For results based on the total sample of national adults, one can say with 95% confidence that the maximum margin of sampling error is ±4 percentage points.
For results based on the total sample of registered voters, one can say with 95% confidence that the maximum margin of sampling error is ±4 percentage points.
Interviews are conducted with respondents on landline telephones and cellular phones, with interviews conducted in Spanish for respondents who are primarily Spanish-speaking. Each sample includes a minimum quota of 250 cell phone respondents and 250 landline respondents per 500 national adults, with additional minimum quotas among landline respondents by region. Landline telephone numbers are chosen at random among listed telephone numbers. Cell phone numbers are selected using random-digit-dial methods. Landline respondents are chosen at random within each household on the basis of which member had the most recent birthday.

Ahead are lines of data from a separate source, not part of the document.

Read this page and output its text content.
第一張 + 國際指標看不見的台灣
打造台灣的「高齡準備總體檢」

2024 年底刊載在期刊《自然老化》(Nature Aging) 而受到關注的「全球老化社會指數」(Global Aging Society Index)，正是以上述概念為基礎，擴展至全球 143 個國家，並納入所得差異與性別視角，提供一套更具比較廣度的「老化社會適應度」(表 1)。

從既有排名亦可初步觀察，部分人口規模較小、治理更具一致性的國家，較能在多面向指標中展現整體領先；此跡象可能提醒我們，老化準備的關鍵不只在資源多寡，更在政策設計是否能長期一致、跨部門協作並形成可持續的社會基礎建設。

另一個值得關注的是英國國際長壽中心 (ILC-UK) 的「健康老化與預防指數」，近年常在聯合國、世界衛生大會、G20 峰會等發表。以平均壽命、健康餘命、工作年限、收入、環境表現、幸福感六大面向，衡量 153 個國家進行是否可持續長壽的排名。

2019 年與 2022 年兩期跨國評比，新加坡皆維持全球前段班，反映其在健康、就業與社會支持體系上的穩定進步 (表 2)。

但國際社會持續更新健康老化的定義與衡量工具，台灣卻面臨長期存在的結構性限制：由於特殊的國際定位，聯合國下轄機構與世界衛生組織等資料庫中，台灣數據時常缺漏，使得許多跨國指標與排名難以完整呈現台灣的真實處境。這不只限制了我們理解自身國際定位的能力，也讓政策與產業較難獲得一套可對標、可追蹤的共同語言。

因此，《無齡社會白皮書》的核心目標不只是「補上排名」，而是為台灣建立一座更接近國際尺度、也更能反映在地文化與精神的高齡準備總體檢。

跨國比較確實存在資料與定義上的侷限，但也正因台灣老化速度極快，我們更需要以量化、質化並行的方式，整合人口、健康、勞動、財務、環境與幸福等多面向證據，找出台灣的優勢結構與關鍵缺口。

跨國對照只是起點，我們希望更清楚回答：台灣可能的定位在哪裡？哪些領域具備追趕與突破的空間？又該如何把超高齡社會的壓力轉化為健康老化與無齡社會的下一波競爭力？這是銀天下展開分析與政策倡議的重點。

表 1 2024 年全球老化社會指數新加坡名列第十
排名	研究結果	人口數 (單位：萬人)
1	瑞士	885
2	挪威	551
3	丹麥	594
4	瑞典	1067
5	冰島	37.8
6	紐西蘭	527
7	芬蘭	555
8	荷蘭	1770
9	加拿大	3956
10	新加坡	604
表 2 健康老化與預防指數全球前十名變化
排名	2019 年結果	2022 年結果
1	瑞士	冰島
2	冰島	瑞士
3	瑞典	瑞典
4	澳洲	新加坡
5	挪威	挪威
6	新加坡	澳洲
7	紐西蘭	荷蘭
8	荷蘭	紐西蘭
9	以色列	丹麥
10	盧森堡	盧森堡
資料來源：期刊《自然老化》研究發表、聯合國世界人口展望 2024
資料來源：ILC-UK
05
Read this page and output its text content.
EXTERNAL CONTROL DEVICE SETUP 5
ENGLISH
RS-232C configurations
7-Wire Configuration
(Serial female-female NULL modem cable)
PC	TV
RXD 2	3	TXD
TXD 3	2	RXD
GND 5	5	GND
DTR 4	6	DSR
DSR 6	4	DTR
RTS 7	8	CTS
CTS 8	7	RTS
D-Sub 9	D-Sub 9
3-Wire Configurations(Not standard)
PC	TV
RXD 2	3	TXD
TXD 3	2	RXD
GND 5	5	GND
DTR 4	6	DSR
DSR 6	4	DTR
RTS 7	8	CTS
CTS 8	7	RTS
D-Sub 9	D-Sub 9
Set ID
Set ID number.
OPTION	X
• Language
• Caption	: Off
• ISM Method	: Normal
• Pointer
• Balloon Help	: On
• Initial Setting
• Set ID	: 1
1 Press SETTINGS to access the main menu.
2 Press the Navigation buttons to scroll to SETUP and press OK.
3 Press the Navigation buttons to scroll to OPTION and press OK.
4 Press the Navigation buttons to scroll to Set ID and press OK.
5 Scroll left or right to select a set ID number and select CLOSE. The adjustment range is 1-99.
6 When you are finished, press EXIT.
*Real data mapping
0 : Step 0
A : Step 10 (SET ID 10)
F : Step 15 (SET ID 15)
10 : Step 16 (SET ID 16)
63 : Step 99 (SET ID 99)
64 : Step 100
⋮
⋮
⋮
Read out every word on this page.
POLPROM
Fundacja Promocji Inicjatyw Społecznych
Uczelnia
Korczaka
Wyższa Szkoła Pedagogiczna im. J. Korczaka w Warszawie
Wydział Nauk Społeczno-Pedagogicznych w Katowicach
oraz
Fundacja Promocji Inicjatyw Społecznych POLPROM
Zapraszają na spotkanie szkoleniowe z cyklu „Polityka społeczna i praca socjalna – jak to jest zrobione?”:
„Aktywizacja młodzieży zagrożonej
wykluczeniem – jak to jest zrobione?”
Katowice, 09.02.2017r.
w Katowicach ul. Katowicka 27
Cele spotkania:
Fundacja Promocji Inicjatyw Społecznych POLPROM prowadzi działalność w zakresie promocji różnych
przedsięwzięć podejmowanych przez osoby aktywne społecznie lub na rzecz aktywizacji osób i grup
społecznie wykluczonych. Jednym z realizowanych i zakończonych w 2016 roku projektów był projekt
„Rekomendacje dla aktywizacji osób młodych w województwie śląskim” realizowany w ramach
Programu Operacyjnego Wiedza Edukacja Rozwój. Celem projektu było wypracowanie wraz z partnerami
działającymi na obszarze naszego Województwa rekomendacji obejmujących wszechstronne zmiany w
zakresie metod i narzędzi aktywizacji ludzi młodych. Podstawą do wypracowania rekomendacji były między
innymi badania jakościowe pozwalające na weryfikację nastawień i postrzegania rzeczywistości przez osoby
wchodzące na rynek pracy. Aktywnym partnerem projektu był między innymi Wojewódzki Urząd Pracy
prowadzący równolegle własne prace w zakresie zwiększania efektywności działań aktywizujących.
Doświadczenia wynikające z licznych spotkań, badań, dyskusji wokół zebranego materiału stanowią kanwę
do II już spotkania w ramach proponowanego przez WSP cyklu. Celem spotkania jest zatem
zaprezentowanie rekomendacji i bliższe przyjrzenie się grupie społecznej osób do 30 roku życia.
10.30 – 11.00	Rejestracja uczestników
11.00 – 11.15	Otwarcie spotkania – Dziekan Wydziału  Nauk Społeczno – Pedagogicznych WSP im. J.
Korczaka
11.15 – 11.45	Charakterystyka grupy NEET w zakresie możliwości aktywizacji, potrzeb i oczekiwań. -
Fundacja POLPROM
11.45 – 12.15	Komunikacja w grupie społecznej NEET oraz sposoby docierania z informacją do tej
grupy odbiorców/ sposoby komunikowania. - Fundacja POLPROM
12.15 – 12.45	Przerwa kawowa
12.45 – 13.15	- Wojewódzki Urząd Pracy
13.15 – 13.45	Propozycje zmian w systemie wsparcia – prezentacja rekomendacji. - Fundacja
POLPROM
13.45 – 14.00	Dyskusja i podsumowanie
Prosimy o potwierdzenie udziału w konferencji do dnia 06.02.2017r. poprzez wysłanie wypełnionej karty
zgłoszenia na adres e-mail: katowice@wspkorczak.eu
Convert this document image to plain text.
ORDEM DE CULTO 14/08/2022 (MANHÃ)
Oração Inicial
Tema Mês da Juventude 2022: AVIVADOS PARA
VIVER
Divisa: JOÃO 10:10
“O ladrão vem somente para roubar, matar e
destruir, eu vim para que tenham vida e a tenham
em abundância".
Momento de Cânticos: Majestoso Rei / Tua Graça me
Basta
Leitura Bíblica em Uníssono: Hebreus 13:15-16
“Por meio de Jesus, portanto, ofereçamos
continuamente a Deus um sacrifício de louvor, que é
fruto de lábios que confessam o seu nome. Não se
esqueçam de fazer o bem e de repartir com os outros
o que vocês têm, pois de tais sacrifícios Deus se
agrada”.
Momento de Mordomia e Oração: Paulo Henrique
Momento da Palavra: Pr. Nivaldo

Samples are weighted by gender, age, race, Hispanic ethnicity, education, region, adults in the household, population density, and phone status (cell phone only/landline only/both, cell phone mostly, and having an unlisted landline number). Demographic weighting targets are based on the March 2011 Current Population Survey figures for the aged 18 and older non-institutionalized U.S. population. All reported margins of sampling error include the computed design effects for weighting.
In addition to sampling error, question wording and practical difficulties in conducting surveys can introduce error or bias into the findings of public opinion polls.